The display will take place through a flagship national pavilion led by the Special Technology Zones Authority (STZA) at the three-day ITCN Asia exhibition beginning Jan. 17 at the Lahore Expo Center, with facilitation from the Special Investment Facilitation Council (SIFC), according to a statement issued on Thursday by the cabinet division. 

The move comes as Pakistan pushes to deepen industrial capacity and attract long-term foreign investment amid pressure to boost exports and reduce reliance on external financing.
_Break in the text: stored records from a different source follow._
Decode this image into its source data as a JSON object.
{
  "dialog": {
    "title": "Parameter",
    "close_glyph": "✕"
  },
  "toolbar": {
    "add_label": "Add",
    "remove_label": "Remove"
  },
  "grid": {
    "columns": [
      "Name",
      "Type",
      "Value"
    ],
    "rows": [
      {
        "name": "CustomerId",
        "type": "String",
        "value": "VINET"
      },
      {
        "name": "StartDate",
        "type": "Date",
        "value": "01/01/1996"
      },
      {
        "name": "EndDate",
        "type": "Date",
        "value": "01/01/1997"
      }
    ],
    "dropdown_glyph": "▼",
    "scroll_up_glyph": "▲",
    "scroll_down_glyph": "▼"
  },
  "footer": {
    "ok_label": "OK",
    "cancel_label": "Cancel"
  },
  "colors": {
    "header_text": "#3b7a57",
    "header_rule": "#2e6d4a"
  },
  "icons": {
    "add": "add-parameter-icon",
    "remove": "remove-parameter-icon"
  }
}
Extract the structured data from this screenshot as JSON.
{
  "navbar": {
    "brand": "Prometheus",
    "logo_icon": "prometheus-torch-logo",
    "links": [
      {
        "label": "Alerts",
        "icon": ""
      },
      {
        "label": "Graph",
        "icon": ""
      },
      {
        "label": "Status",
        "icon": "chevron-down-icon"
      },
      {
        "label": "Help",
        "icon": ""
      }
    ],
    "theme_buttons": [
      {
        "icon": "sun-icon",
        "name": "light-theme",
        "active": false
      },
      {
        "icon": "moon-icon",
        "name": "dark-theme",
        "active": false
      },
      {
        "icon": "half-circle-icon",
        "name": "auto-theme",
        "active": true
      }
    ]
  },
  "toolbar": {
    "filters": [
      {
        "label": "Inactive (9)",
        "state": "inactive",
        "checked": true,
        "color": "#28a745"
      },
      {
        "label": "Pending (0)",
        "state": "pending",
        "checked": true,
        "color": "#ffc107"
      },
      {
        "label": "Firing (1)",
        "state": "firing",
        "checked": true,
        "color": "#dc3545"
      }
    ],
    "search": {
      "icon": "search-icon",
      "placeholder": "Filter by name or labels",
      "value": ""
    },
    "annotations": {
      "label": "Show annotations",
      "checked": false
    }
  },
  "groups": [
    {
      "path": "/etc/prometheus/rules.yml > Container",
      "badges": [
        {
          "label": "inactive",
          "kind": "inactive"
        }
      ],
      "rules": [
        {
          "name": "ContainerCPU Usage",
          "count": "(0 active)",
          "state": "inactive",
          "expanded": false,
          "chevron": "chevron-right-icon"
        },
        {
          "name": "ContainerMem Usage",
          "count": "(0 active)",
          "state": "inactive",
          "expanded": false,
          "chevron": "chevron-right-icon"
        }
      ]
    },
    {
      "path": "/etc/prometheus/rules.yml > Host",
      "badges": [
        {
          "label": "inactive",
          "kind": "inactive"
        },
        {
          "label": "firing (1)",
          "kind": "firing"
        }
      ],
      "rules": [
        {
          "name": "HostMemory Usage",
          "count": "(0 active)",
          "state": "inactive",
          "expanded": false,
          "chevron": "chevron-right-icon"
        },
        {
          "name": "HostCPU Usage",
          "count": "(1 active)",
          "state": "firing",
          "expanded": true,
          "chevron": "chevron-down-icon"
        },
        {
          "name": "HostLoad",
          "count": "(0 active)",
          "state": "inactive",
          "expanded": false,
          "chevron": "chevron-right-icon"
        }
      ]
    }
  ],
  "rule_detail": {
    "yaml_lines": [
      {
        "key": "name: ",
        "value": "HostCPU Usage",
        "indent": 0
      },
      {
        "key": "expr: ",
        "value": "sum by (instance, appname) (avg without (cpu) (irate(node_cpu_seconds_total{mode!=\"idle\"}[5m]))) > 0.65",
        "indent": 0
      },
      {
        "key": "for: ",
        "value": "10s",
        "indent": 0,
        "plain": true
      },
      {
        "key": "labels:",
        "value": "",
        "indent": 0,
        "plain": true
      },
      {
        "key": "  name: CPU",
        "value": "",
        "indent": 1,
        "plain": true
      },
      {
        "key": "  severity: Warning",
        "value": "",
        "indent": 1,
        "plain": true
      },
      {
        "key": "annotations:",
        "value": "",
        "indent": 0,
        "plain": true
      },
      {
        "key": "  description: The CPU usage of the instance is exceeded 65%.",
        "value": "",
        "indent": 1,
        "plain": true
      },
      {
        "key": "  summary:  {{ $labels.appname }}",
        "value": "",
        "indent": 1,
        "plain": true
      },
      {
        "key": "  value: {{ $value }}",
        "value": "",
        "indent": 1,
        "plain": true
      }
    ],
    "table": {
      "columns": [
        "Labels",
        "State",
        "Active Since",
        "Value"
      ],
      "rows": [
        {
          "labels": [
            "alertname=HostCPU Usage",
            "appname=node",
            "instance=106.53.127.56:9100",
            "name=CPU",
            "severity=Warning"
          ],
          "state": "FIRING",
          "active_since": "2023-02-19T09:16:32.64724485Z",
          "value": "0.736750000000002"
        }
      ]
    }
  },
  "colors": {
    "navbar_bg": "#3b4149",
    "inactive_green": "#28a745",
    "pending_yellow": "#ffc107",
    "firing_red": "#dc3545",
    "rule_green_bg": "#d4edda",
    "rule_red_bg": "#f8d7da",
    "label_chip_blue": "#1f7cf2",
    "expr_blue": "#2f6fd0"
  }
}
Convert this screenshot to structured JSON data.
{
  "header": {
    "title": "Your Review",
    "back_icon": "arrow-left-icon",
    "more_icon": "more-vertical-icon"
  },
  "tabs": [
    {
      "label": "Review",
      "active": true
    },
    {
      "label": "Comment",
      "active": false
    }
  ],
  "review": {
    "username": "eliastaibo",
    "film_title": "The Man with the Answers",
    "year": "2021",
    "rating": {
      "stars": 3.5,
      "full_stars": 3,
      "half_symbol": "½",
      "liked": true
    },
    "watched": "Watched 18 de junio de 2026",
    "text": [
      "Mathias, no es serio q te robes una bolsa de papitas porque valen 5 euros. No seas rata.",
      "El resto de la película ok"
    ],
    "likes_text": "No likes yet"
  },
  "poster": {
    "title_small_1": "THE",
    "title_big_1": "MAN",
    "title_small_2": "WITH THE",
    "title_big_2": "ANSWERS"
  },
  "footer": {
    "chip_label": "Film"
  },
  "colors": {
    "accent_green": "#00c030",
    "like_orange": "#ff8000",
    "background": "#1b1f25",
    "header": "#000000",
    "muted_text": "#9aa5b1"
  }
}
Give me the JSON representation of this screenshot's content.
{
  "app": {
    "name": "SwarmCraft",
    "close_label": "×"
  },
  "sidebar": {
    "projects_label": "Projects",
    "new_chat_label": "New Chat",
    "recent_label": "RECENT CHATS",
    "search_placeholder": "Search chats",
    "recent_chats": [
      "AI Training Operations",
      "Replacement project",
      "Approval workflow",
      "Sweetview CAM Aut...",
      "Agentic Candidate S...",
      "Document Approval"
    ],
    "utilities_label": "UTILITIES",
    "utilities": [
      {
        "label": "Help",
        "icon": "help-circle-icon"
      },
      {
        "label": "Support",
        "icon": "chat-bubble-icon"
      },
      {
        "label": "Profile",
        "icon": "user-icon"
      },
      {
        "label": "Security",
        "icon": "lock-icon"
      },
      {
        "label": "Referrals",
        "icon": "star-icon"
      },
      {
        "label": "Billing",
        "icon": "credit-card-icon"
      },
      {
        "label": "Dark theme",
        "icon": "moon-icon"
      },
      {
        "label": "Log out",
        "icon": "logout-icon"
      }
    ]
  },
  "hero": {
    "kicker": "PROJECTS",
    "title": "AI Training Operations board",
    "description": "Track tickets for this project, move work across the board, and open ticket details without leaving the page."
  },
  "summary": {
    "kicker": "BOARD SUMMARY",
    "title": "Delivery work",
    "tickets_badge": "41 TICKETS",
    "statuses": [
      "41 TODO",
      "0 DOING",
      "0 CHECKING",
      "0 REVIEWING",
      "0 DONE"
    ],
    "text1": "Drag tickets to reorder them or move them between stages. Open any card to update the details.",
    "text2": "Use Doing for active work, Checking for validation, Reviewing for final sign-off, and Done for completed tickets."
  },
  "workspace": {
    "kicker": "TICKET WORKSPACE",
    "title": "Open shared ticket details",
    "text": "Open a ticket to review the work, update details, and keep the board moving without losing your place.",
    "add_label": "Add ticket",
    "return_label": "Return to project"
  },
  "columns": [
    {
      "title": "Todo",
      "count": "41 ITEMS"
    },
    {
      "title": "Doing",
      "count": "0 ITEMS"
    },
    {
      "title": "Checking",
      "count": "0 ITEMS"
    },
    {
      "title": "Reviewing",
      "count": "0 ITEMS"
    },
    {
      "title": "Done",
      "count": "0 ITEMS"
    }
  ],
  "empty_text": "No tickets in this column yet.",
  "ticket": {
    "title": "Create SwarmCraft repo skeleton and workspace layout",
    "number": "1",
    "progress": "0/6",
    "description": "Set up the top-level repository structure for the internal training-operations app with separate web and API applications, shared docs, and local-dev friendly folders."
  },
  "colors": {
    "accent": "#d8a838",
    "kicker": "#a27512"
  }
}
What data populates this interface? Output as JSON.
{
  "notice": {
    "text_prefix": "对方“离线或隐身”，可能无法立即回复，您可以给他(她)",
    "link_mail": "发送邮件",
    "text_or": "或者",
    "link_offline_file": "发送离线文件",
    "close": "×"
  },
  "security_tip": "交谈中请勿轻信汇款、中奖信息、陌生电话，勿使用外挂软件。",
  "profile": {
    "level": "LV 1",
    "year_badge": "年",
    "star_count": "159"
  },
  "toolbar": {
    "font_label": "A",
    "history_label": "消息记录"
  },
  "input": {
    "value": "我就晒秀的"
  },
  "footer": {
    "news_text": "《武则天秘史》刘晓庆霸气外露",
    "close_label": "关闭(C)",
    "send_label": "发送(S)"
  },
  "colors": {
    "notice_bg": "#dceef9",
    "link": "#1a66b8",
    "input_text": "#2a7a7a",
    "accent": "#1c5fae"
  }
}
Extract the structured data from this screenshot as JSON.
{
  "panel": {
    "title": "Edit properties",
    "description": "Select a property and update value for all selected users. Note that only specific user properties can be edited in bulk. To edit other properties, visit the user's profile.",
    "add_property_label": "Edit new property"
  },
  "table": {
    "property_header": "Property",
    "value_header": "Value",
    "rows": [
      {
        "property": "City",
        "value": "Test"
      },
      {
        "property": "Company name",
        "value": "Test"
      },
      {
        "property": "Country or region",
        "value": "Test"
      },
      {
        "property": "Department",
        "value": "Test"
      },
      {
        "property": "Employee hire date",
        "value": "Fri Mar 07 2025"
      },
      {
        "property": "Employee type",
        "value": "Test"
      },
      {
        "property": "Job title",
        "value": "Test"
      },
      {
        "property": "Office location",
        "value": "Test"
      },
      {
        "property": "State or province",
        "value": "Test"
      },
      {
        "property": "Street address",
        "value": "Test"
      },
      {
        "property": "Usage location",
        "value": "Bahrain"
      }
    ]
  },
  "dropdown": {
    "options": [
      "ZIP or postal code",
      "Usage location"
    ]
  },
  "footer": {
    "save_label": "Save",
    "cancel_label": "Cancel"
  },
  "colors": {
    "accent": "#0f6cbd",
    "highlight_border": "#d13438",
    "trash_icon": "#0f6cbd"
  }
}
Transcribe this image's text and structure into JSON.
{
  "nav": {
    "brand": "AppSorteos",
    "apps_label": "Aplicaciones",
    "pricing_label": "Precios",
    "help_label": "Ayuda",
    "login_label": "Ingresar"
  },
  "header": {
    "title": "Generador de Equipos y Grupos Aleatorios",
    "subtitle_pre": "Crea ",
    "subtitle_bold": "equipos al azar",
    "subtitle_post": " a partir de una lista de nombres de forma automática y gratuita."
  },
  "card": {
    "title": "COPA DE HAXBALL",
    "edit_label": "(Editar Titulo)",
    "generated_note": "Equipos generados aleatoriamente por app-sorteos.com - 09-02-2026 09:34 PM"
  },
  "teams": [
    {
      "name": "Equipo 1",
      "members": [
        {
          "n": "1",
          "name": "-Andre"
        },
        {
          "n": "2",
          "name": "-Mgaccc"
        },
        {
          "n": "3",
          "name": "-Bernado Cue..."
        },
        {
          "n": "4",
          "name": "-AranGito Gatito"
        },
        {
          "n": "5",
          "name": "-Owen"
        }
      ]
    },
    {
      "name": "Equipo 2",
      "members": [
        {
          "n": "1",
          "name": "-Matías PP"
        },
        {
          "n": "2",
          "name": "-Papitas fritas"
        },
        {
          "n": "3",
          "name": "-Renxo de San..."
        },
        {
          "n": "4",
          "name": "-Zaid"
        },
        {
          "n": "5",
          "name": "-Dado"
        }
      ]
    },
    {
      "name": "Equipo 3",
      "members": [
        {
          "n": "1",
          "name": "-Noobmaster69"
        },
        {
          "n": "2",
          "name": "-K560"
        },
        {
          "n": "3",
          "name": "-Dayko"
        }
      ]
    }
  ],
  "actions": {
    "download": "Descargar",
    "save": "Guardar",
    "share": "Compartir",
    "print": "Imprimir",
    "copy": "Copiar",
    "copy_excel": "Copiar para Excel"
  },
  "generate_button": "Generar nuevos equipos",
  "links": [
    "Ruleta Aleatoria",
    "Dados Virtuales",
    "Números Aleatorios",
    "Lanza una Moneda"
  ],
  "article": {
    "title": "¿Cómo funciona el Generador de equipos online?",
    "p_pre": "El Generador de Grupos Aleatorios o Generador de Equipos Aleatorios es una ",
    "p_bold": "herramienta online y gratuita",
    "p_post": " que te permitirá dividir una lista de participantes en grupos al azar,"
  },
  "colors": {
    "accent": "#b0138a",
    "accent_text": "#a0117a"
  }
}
While Pakistan has traditionally positioned itself as a provider of IT services and outsourcing, officials have increasingly emphasized localized production in sectors such as electric vehicles, electronics, cloud infrastructure and data centers.

According to the statement, the STZA pavilion will be organized around three themes: “Manufactured in Pakistan,” “Powered by Pakistan,” and “Pakistan as a Tech Destination,” highlighting the country’s effort to integrate technology with manufacturing and physical infrastructure.

“Manufactured in Pakistan [is] a clear demonstration of Pakistan’s shift from technology consumption to localized production, featuring global brands manufacturing and assembling within STZA-notified zones for domestic and international Markets,” the press release by STZA said. 

“Exhibits include BYD Electric Vehicles, Google Chromebook Assembly through NRTC, and Samsung Electronics through Sapphire Group, underscoring Pakistan’s growing role in global manufacturing value chains.”

The digital infrastructure segment will showcase investments in data centers and computing capacity, with participation from firms including Multinet, a Pakistani telecom and data services provider, and Sky47, a local data center and cloud infrastructure operator, focusing on cloud services, connectivity and enterprise-grade digital platforms.

A third segment will highlight investment-ready technology zones, including Tech7 STZ and Winston STZ, privately developed Special Technology Zones that are building large-scale facilities such as offices, data centers and industrial space to support technology firms seeking to expand domestically and internationally.

STZA said it has notified 32 Special Technology Zones nationwide since its inception, hosting more than 250 technology enterprises and around 27,000 professionals across sectors including artificial intelligence, fintech, cloud computing, agritech, business process outsourcing and high-tech manufacturing such as drones, electronics and electric vehicles.

Under existing policy, technology firms operating within notified zones are eligible for income tax, customs duty and foreign exchange incentives until June 30, 2035, the statement said.

ITCN Asia is one of Pakistan’s largest annual technology exhibitions, drawing local and foreign investors, industry leaders and policymakers, and is being used this year to project Pakistan’s readiness for technology-driven manufacturing and infrastructure development.